Tuesday, August 11, 2009

Dark City

Shut it down.

Being a male in his early-20s, I spent much of the years 1999 to 2003 proselytising about the merits of The Matrix. As time has gone on, and sequels to that film have been released and polluted its memory, I've increasingly found myself at odds with my earlier opinions about it. As I've aged, I've started to question whether or not its Fauxdrillardian (one for my post-modernism peeps out there) philosophical musings were of any real substance, and whether it was just a pile of pretension built around some admittedly amazing action sequences.

The reason I mention this is that I can say with some conviction that Dark City, Alex Proyas' neo-noir masterpiece, is the film that The Matrix wishes it was.

Dark City is a triumph of visual design. Proyas, who has since gone on to direct such high-concept, low-quality, big-budget tripe as I, Robot and Knowing, imbues every frame with more visual imagination than most directors fit into entire careers. It takes place in a city that is controlled by The Strangers, a group of grey-faced monsters with psychic abilities who are able to change the nature of reality. Unbeknownst to its citizens, every night the Strangers alter the shape of the city, the composition of its skyline, the order of its streets, and the very nature of its people by altering their memories.

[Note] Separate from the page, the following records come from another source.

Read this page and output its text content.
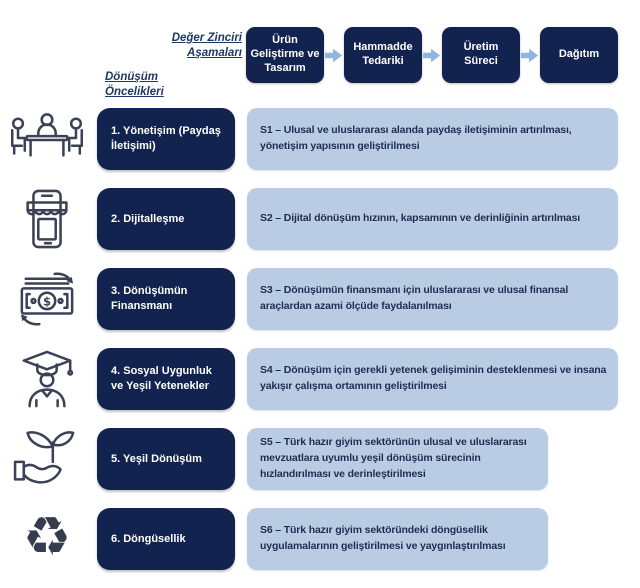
Değer Zinciri Aşamaları
Dönüşüm Öncelikleri
Ürün Geliştirme ve Tasarım
Hammadde Tedariki
Üretim Süreci
Dağıtım
1. Yönetişim (Paydaş İletişimi)
S1 – Ulusal ve uluslararası alanda paydaş iletişiminin artırılması, yönetişim yapısının geliştirilmesi
2. Dijitalleşme	S2 – Dijital dönüşüm hızının, kapsamının ve derinliğinin artırılması
$
3. Dönüşümün Finansmanı
S3 – Dönüşümün finansmanı için uluslararası ve ulusal finansal araçlardan azami ölçüde faydalanılması
4. Sosyal Uygunluk ve Yeşil Yetenekler
S4 – Dönüşüm için gerekli yetenek gelişiminin desteklenmesi ve insana yakışır çalışma ortamının geliştirilmesi
5. Yeşil Dönüşüm
S5 – Türk hazır giyim sektörünün ulusal ve uluslararası mevzuatlara uyumlu yeşil dönüşüm sürecinin hızlandırılması ve derinleştirilmesi
♻	6. Döngüsellik
S6 – Türk hazır giyim sektöründeki döngüsellik uygulamalarının geliştirilmesi ve yaygınlaştırılması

One such inhabitant is John Murdoch (Rufus Sewell), who wakes up to discover that he has been missing for three weeks and is being hunted as the lead suspect in a series of grisly murders. As Murdoch tries to unravel the mystery of his own life, he finds himself coming into contact with Dr. Shreber (Kiefer Sutherland), a psychiatrist who seems to have an intimate knowledge of The Strangers, and that he is being pursued by Inspector Frank Bumstead (William Hurt), a dogged policeman who finds something fascinating about John's case.

Thanks to the ever-shifting nature of the city, Proyas and his production designers are given free reign to mash together buildings, devices and vehicles from many different periods. The different styles exist at the same time, creating a disorientating world in which nothing is ever certain, not even memories. In much the same way as it combines visual sensibilities the film combines the genres of science fiction and film noir. As we follow John through the maze of his mind and his city, we are drawn into his paranoia. The Gothic design of the world perfectly compliments Murdoch's search for himself; they form a maze, a collection of claustrophobic passages and towering buildings that obfuscate the nature of the world, in much the same way Murdoch's past has been obfuscated by The Strangers.

As the story progresses, we learn that John has somehow developed the same abilities as The Strangers, and that he is able to bend reality to his whims. This does make for one of my minor gripes with the film, that the way in which psychic powers are demonstrated is through having the air blur in a funnel shape. It's a bit distracting, and just serves to underline how little cinematic potential there is where psychics are concerned, but once you've acclimatised to the effect it really doesn't matter.

Philosophically, Dark City represents a literalisation of Last Thursdayism, the notion that for all we know the world might have been created at any term, as early as last Thursday, and that we would be unaware of this because the world would have been created to seem like a much older world. It's an idea that has always fascinated me (or has? Have I always been fascinated by the idea, or do I only remember being fascinated but did not exist until last Thursday?) so I pretty much instantly got on board with the ideas of the film.

The Strangers' experimentation with transplanting memories, instantly changing their lives in an instance, questions the very nature of humanity. Are we merely the product of our memories, or is there some fundamental part of us, some soul, that truly defines who we are. The film is suffused with an existential dread that enhances the already impressive designs of the world, creating an holistic view that is exhilarating, both on a visual level and an intellectual one.

If you are going to watch any version of the film, I would recommend tracking down the Director's Cut, for no other reason than it cuts out the studio-imposed opening narration, which ruins some of the plot twists.